На третий день после сражения Антоний переместил лагерь к Акцию, готовый сразиться в морской битве. У Цезаря было двести тридцать кораблей, вооружённых рострами, и тридцать без ростр, триремы, быстротой сравнимые с либурнийскими, и восемь легионов, посаженных на суда, не считая пяти преторских когорт. Флот Антония состоял из ста семидесяти кораблей, уступая числом, зато превосходя мощью; и действительно, корабли поднимались над водой на десять шагов. Знаменитой и великой стала та битва у Акция. Длилась она от пятого часа до седьмого, не давая никому перевеса, тогда как обе стороны несли крупные потери; остаток дня до наступления ночи прошёл в пользу Цезаря. Первой с шестьюдесятью быстроходными ладьями бежала царица Клеопатра; Антоний также, сняв знак флагменного корабля, последовал за обратившейся в бегство супругой. Уже с наступлением нового дня Цезарь закрепил за собой победу. Как передают, со стороны побеждённых пало двенадцать тысяч человек, шесть тысяч было ранено, из которых тысяча человек скончалась в ходе лечения».
Плутарх в жизнеописании Марка Антония подчёркивает неуклюжесть египетских кораблей, это были торговые суда, переоборудованные в боевые корабли...

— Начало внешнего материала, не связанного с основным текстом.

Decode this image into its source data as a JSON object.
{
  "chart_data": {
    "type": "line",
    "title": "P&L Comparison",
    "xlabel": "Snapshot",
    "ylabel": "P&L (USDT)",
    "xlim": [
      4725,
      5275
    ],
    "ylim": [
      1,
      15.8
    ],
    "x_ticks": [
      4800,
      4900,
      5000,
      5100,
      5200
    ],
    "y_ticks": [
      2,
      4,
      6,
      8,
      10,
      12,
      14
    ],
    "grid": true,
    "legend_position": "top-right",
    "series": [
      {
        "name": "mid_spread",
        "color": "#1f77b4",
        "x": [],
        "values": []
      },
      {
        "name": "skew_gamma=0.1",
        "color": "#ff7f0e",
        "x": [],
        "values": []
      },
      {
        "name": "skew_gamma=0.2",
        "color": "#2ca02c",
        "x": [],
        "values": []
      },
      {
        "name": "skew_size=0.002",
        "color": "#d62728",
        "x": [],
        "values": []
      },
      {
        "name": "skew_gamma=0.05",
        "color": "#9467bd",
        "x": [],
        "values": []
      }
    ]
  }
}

«...Наконец, завязался ближний бой, но ни ударов тараном, ни пробоин не было, потому что грузные корабли Антония не могли набрать разгон, от которого главным образом и зависит сила тарана, а суда Цезаря не только избегали лобовых столкновений, страшась непробиваемой медной обшивки носа, но не решались бить в борта, ибо таран разламывался в куски, натыкаясь на толстые, четырёхгранные балки кузова, связанные железными скобами. Борьба походила на сухопутный бой или, говоря точнее, на бой у крепостных стен. Три, а не то и четыре судна разом налетали на один неприятельский корабль, и в дело шли осадные навесы, метательные копья, рогатины и огнемёты, а с кораблей Антония даже стреляли из катапульт, установленных в деревянных башнях...»

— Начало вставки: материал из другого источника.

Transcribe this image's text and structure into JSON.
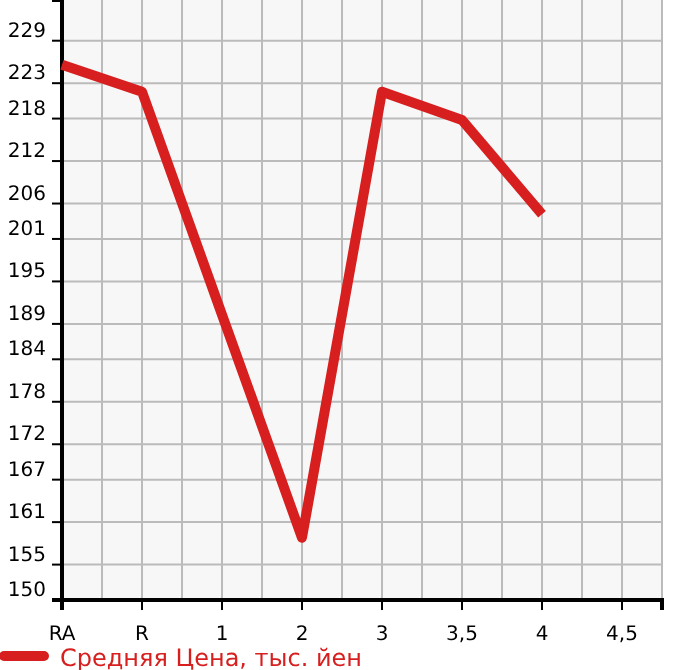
{
  "chart_data": {
    "type": "line",
    "categories": [
      "RA",
      "R",
      "1",
      "2",
      "3",
      "3,5",
      "4",
      "4,5"
    ],
    "series": [
      {
        "name": "Средняя Цена, тыс. йен",
        "color": "#d71f1f",
        "values": [
          225.6,
          221.8,
          190.3,
          158.8,
          221.8,
          217.8,
          204.5,
          null
        ]
      }
    ],
    "ylim": [
      150,
      234.75
    ],
    "yticks": [
      150,
      155,
      161,
      167,
      172,
      178,
      184,
      189,
      195,
      201,
      206,
      212,
      218,
      223,
      229
    ],
    "grid": true,
    "legend": "bottom",
    "marker": "none",
    "line_style": "solid"
  }
}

Конечно, было бы нам сейчас легко набросать сильными красками какую-нибудь страшную картину смешения летящих огней, валящихся в шумную морскую воду корабельных обломков, трупов и человеческих одичалых воплей... Но эта картина будет, наверное, похожа на какой-никакой морской бой, то есть кисти известного Айвазовского. Поэтому мы никаких таких картин рисовать не будем...

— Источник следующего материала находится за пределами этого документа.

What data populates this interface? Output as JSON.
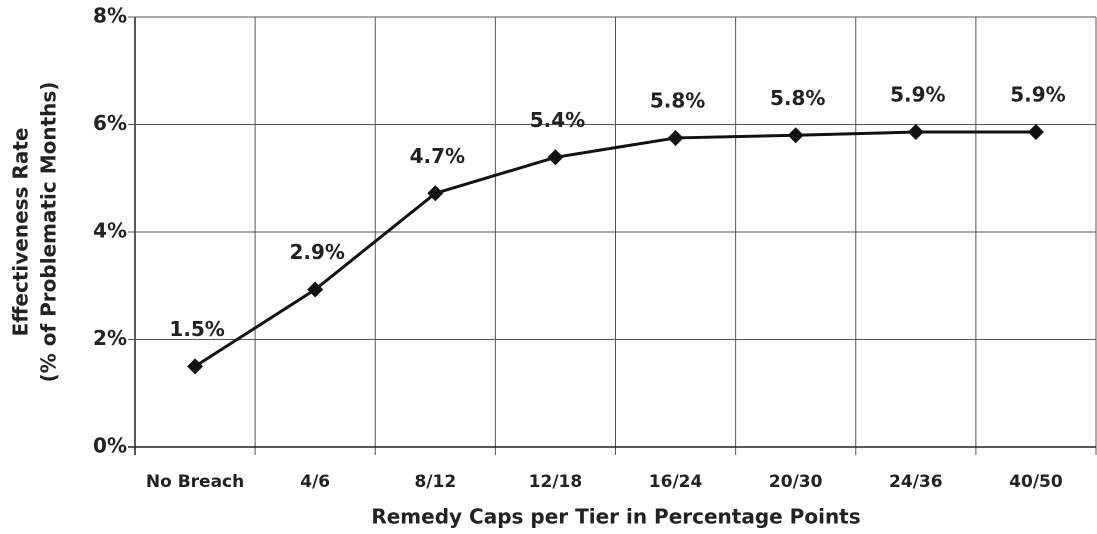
{
  "chart_data": {
    "type": "line",
    "xlabel": "Remedy Caps per Tier in Percentage Points",
    "ylabel": [
      "Effectiveness Rate",
      "(% of Problematic Months)"
    ],
    "categories": [
      "No Breach",
      "4/6",
      "8/12",
      "12/18",
      "16/24",
      "20/30",
      "24/36",
      "40/50"
    ],
    "values": [
      1.5,
      2.93,
      4.72,
      5.39,
      5.75,
      5.8,
      5.86,
      5.86
    ],
    "value_labels": [
      "1.5%",
      "2.9%",
      "4.7%",
      "5.4%",
      "5.8%",
      "5.8%",
      "5.9%",
      "5.9%"
    ],
    "color": "#111111",
    "ylim": [
      0,
      8
    ],
    "yticks": [
      {
        "value": 0,
        "label": "0%"
      },
      {
        "value": 2,
        "label": "2%"
      },
      {
        "value": 4,
        "label": "4%"
      },
      {
        "value": 6,
        "label": "6%"
      },
      {
        "value": 8,
        "label": "8%"
      }
    ],
    "grid": true
  }
}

Клеопатра боялась моря. Моря боялись все греческие женщины, даже те, которые выходили замуж за моряков или рыбаков. Плавать гречанки не умели. Реки и моря считались домами морских божеств, и земной, человеческой женщине, не принадлежащей к семье Посейдона или Нерея, нечего было делать на море. Кроме того, рассердившись на мужчину-моряка, морской бог всегда мог наслать бурю, требуя таким образом себе, в своё море, жену или дочь этого самого моряка... Царица Египта, гречанка-македонка, любила море, любила видеть море с палубы корабля и никогда не страдала от морской болезни. Но она и боялась моря. Это был нутряной, почти несознаваемый страх гречанки... И теперь она стояла, застыла на палубе флагманского корабля, названного по её же просьбе «Антониадой». Она куталась в плащ коричневого цвета, плотный, не украшенный никакими узорами. Набросив конец плаща на голову, она машинально тискала складки, удерживая их на груди. Она смотрела странным остановившимся взглядом изумрудных глаз, всё ещё красивых... Ей говорили, что надо уйти с палубы, но взять её за руку, увести, никто не осмеливался. Она почти сознавала, почти понимала, что стоит здесь нарочно, нарочно стоит здесь, открытая смерти. Она стояла, она замерла среди бушующей стихии морской воды, растревоженной человеческой битвой, как замирали некогда женщины её предков, готовые принести себя в жертву морским, речным божествам, лишь бы он, муж, сын, брат, отец, остался в живых!.. Мгновениями Маргарита не помнила себя; ей чудилось, будто она — это какая-то другая женщина, давно умершая и чудом воскресшая, жена, или дочь, или мать давнего предка... И тотчас она опоминалась, приходила в себя и мучительно пыталась вспомнить, взял ли с собой Марк свои стёклышки... Ведь он так плохо видит!..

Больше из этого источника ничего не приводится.